If we have to appeal to all groups, how to do so?

  1. Publish multiple articles, each in a venue read primarily by the target group
  2. Target article to all groups simultaneously:
    1. Administrators: a way to increase interest and thus enrollment
    2. Professors: New area for research and teaching, attract bright and motivated students (both to teach and to assist with research)
    3. Industry: New college grads up to speed on multicore, course work available to get existing employees up to speed, research into better harnessing multicore, opening the way for new technologies and products
    4. Students: Varied:
      1. Curriculum relevant to industry ["get a job" part 1]
      2. Curriculum that will give me the skills required to have an edge over others ["get a job" part 2]
      3. Exciting field with pressing and challenging problems with which to make one's name
      4. New stuff that hasn't been done before, or, if it has been done before, hasn't been done well [do I have an edge over greybeards like Paul McKenney, or failing that, am I at least not at too great a disadvantage?]
    5. Practitioners: Similar to students, especially given the increasing incidence of continuing education.

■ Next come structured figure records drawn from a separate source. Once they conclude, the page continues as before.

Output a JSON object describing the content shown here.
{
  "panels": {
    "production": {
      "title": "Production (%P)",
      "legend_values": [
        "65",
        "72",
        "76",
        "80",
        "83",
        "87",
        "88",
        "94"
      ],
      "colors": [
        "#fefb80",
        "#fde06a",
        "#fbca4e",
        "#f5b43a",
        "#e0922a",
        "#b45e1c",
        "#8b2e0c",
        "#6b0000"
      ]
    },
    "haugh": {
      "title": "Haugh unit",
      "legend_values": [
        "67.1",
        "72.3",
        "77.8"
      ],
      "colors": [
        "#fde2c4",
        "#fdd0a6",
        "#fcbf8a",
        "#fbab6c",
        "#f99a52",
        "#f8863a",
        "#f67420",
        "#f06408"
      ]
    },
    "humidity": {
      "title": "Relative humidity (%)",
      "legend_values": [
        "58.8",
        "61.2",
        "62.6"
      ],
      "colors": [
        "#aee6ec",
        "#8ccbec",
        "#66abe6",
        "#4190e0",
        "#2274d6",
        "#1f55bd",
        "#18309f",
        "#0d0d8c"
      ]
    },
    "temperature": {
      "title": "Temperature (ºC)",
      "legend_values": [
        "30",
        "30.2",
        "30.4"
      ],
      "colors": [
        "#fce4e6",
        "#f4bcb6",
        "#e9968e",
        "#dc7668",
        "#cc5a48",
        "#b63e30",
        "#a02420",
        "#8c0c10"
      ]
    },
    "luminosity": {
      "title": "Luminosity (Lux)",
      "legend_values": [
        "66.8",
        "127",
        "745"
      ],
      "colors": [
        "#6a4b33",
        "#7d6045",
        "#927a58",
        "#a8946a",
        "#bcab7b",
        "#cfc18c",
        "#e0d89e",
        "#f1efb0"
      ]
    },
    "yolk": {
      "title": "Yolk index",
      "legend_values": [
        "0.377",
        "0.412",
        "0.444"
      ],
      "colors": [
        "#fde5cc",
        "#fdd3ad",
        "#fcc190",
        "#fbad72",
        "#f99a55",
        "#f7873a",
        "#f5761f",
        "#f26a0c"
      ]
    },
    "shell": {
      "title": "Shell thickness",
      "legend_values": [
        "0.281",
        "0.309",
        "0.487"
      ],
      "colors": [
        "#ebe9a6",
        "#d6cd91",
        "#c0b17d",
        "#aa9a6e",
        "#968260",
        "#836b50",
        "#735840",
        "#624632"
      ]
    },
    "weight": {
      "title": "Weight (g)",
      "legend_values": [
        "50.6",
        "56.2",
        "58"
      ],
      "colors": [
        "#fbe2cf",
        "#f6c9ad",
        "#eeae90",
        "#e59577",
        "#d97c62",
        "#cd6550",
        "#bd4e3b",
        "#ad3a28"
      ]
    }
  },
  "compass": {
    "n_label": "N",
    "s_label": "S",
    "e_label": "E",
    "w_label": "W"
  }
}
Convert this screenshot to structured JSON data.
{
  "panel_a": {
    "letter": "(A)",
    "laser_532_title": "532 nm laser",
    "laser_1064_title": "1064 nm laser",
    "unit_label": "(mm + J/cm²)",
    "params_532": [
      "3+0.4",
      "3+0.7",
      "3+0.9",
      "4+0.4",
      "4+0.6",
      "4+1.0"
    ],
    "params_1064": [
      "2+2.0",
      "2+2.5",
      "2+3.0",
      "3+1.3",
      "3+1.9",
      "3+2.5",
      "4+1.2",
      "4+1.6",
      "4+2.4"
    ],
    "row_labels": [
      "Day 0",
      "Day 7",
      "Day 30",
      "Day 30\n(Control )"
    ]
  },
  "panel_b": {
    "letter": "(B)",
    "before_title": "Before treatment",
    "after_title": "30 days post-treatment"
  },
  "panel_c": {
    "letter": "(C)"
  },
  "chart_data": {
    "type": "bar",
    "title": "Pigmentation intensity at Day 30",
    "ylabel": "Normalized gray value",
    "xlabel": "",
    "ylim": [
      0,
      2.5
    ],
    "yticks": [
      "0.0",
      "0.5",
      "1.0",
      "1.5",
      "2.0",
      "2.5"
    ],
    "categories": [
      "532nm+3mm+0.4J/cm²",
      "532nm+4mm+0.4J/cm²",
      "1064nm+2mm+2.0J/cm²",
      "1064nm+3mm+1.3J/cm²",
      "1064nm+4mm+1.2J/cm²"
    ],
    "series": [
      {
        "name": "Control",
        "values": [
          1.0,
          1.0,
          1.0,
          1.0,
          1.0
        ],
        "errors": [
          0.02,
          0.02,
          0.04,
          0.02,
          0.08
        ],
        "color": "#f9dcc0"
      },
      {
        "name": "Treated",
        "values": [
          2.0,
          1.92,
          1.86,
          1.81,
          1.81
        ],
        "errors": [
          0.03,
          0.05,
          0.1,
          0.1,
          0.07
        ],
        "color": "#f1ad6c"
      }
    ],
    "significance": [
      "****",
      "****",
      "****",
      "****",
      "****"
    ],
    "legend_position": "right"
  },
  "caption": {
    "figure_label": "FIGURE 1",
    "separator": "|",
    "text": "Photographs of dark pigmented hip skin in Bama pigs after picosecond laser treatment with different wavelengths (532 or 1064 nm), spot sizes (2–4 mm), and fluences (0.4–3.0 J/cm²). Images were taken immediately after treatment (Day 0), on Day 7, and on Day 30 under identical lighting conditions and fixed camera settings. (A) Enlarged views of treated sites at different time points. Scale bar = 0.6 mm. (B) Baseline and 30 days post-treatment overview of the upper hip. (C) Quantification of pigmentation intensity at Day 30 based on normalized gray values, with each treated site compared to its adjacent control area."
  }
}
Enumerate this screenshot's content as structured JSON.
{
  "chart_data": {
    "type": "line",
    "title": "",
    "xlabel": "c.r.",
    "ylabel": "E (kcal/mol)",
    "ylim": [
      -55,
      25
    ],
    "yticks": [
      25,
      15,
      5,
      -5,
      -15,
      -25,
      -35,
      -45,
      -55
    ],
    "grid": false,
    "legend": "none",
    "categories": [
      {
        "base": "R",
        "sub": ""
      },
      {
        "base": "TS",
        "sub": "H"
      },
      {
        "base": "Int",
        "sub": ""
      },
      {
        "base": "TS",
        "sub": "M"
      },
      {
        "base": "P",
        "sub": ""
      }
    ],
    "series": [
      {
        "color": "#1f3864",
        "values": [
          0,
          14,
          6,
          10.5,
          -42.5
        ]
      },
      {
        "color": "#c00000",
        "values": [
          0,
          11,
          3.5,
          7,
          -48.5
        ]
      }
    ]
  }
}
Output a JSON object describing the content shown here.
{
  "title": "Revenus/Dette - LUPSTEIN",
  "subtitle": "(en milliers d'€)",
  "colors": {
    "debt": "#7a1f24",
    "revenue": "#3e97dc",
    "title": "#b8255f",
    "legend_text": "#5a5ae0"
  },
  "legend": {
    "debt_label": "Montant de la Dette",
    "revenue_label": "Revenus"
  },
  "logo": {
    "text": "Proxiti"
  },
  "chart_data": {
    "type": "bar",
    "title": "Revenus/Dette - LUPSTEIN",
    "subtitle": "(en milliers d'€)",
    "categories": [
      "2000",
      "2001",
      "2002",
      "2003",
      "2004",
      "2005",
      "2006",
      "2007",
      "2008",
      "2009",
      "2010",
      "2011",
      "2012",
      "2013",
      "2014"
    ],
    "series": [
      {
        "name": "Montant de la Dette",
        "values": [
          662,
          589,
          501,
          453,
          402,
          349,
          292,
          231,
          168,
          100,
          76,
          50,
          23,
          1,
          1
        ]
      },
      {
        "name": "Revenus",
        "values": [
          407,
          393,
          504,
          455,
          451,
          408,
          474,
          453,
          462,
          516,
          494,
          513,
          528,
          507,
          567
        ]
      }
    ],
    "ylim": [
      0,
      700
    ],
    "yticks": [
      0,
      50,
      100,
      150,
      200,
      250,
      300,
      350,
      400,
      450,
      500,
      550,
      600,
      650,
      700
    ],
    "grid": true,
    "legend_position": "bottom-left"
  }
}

Paul McKenney Suggested Outline

  1. Intro: parallel hardware now mainstream, parallel software must go mainstream, undergraduate institutions well advised to fill the need for parallel-software education (those that don't are likely to face continued declines in enrollment)
  2. Lots of cool new parallel hardware becoming available (steal Michael Wrinn's list of hardware above)
  3. Important applications need the power of multicore platforms and parallel software (steal Michael Wrinn's list of applications above)
  4. Parallel software can be constructed: Linux kernel, MySQL, PostgreSQL, and OpenMPI are but a few open-source projects with substantial parallel/multi-core capabilities, and there are quite a few proprietary products as well
  5. Nevertheless, many important parallel-programming problems remain wide open:
    1. Enabling typical practitioner to successfully program parallel machines
      1. Achieved in specific situations by things like SQL, "make -j", shell-script capabilities, ...
    2. Achieving per-thread performance rivaling that of a sequential program while still offering linear scalability
      1. Achieved in the read-mostly-data case by things like RCU
    3. Achieving both performance/scalability and productivity in a general-purpose parallel language or environment
  6. But need to get people the base skills to get started on these problems. How to fit parallelism into the curriculum?
  7. Cheap and readily available parallel hardware (affordable even to hobbyists and graduate students!) will enable unprecedented exciting progress in the field of parallel programming (and CS in general). Those who join in will share in a new, fast-paced, exciting, and productive parallel/multicore future!!!